Was Vanaman not demoted from Brigadier to Colonel after the war for compromising the Ultra secret ?

A staff officer in his position should never have been given permission to fly a combat mission over enemy territory.
2. Jim Philpit says:
29 Aug 2010 02:05:35 PM

In response to comments of "Anonymous" on 13 Feb 2010, the answer is no, Brig Gen Vanaman was not demoted. General Vanaman never revealed nor compromised Ultra to the Germans and the secret remained safe throughout World War II. Following his repatriation as a POW, Brig Gen Vanaman returned to duty and was later promoted to Major General.
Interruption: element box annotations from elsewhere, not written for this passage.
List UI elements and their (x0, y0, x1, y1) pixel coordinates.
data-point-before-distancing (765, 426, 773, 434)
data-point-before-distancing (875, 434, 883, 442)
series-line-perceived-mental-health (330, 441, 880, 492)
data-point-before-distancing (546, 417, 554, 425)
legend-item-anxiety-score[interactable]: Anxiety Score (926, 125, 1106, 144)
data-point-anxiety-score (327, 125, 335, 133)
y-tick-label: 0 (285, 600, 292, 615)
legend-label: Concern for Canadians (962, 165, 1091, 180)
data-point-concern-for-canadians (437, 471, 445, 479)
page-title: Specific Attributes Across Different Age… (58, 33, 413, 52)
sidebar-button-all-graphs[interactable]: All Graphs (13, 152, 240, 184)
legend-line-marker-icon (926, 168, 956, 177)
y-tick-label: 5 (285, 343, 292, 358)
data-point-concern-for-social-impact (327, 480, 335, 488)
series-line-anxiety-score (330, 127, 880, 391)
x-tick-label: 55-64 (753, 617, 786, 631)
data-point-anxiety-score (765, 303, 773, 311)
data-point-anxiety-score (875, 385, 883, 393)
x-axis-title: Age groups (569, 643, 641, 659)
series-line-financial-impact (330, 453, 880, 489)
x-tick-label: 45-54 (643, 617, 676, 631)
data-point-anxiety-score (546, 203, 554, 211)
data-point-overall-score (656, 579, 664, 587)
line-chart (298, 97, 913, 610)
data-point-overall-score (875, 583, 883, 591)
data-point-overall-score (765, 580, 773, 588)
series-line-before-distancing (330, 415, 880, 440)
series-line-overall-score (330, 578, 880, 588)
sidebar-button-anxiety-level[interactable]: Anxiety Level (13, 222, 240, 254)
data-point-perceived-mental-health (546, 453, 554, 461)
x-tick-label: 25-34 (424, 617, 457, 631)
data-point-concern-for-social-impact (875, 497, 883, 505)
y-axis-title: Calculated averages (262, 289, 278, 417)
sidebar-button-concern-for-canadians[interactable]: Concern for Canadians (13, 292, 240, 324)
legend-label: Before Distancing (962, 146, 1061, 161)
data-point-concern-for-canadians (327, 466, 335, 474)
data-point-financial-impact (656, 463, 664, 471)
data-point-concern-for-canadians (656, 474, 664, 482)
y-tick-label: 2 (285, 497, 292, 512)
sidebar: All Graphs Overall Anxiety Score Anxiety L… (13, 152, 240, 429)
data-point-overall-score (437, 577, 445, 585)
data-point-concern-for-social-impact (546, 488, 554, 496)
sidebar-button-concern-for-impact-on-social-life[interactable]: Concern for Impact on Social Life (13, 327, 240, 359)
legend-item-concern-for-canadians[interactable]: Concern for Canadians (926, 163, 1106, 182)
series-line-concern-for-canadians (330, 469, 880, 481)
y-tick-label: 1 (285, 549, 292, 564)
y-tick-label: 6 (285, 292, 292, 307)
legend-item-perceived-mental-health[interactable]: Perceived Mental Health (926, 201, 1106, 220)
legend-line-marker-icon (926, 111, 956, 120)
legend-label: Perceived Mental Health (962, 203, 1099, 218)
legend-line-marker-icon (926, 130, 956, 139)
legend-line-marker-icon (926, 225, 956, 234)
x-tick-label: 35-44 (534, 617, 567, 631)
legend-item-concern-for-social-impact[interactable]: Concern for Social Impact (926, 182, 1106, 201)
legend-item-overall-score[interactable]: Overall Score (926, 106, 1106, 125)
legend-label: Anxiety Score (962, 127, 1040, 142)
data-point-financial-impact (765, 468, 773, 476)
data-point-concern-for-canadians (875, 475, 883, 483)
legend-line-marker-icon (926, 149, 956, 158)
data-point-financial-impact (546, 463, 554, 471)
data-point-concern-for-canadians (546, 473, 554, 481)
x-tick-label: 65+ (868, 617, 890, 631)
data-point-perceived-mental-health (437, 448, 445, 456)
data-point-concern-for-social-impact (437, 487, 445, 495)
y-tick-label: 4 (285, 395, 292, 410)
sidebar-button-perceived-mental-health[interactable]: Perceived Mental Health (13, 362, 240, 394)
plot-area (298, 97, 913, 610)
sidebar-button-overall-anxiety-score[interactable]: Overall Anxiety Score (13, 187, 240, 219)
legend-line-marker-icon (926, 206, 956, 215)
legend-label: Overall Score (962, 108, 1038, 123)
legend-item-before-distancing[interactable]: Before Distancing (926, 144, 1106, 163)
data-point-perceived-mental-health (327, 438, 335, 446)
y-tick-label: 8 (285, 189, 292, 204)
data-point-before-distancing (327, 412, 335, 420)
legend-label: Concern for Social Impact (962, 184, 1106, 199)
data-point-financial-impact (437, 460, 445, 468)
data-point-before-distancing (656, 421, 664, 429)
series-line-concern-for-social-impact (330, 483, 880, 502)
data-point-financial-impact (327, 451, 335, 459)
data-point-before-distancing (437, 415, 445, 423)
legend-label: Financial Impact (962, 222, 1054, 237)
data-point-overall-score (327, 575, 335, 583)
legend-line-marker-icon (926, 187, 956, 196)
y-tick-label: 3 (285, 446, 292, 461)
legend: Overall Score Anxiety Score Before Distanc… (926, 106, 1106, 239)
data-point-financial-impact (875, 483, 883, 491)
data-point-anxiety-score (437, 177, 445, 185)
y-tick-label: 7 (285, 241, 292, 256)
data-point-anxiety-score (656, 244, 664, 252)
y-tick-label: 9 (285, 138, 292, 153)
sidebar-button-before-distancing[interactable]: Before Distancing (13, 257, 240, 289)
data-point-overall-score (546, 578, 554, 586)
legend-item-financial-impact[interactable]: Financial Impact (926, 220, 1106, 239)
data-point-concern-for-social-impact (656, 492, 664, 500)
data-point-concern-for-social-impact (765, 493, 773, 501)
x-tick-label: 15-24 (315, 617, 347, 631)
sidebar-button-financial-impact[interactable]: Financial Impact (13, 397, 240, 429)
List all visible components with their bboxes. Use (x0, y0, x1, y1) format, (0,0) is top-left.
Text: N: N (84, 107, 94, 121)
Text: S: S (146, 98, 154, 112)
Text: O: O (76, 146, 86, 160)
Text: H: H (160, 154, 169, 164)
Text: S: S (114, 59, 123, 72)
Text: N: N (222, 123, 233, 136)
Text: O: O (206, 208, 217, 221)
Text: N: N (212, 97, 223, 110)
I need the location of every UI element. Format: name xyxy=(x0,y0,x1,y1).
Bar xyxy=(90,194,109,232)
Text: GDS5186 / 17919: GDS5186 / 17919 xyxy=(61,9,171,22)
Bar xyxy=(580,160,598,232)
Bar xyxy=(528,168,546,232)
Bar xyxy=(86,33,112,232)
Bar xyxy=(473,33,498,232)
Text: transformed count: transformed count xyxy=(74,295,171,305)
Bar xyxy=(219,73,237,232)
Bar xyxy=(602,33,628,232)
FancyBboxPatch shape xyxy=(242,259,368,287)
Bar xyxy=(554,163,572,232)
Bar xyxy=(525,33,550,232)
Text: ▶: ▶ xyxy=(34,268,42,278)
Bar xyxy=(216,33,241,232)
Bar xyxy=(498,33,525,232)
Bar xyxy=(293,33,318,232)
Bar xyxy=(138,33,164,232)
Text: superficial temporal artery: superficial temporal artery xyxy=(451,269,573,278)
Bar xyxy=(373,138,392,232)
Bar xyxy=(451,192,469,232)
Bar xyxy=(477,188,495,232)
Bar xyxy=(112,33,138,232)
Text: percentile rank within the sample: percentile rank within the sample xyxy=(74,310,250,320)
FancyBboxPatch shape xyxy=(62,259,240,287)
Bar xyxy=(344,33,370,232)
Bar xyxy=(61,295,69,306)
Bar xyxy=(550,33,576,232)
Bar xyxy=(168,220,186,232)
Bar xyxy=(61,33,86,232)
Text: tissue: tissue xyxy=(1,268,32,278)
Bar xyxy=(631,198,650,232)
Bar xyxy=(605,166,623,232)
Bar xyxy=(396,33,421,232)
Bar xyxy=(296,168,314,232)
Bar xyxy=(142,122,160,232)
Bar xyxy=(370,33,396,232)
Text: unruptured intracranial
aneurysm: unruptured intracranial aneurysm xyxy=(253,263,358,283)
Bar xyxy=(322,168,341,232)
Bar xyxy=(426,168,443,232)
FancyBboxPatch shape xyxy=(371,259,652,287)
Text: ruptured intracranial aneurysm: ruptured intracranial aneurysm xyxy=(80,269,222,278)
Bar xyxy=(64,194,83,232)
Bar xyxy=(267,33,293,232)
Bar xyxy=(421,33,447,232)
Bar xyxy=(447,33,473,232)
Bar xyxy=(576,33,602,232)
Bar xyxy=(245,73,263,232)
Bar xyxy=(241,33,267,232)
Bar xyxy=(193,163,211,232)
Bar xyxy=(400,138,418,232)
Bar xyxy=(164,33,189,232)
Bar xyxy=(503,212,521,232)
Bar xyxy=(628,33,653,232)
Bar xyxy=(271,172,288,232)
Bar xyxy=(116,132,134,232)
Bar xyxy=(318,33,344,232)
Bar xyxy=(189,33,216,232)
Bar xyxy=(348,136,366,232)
He retired from the US Air Force as a Major General on 31 May 1954. Source is:
3. Airman says:
8 Nov 2010 07:01:04 PM

Gen. Vanaman never compromised ULTRA. He would tape his mouth shut at night so he would never mention any state secrets in sleep.
He also trained his mind to completely forget ULTRA he was so successful that when liberated, he had no idea what ULTRA even was.
A true Airman and American.
4. Wcatholic says:
26 Nov 2013 04:16:17 PM

Interesting that Vanaman would have an SS (SD?)escort for his mission. As an allied airman POW wouldn't he be the responsibility of the Luftwaffe?
5. Anonymous says:
21 Jun 2016 08:46:19 AM

He never spoke of the ultra to his capture. He was a good man. Arthur was my good friends grandfather. I remember that he was so serious about everything except the times that only Arthur, Arthur the 3rd and myself were visiting. This is the only times he showed his fun and humorous side.
6. Jamie's Son says:
6 Dec 2016 12:32:19 PM

My father was the pilot of the B17 the general jumped from. It was a " milk run". Their new G model replaced my Dad's F model "Stump Jumper" that was being repaired after the day before's bombing run. Over Germany they took flack thru the right wing which immediately caught on fire. After shutting off the two right engines, my Dad ordered everyone off the plane, including the General. After that he made 3 attempts of jumping out but the plane immediately went to inverted spins so he couldn't climb up and out.
On his last try someone said " the fire's out!". It turns out 2 other crewmen had gone to the back of the plane to remove the tail gunner who had been knocked out. They never heard the bail out.
They leaned out the 2 remaining engines, dumped everything possible off the plane, including the bombs, and barely made it back. The army wasn't happy about that, as Vanaman was one of the few Americans aware of the enigma code.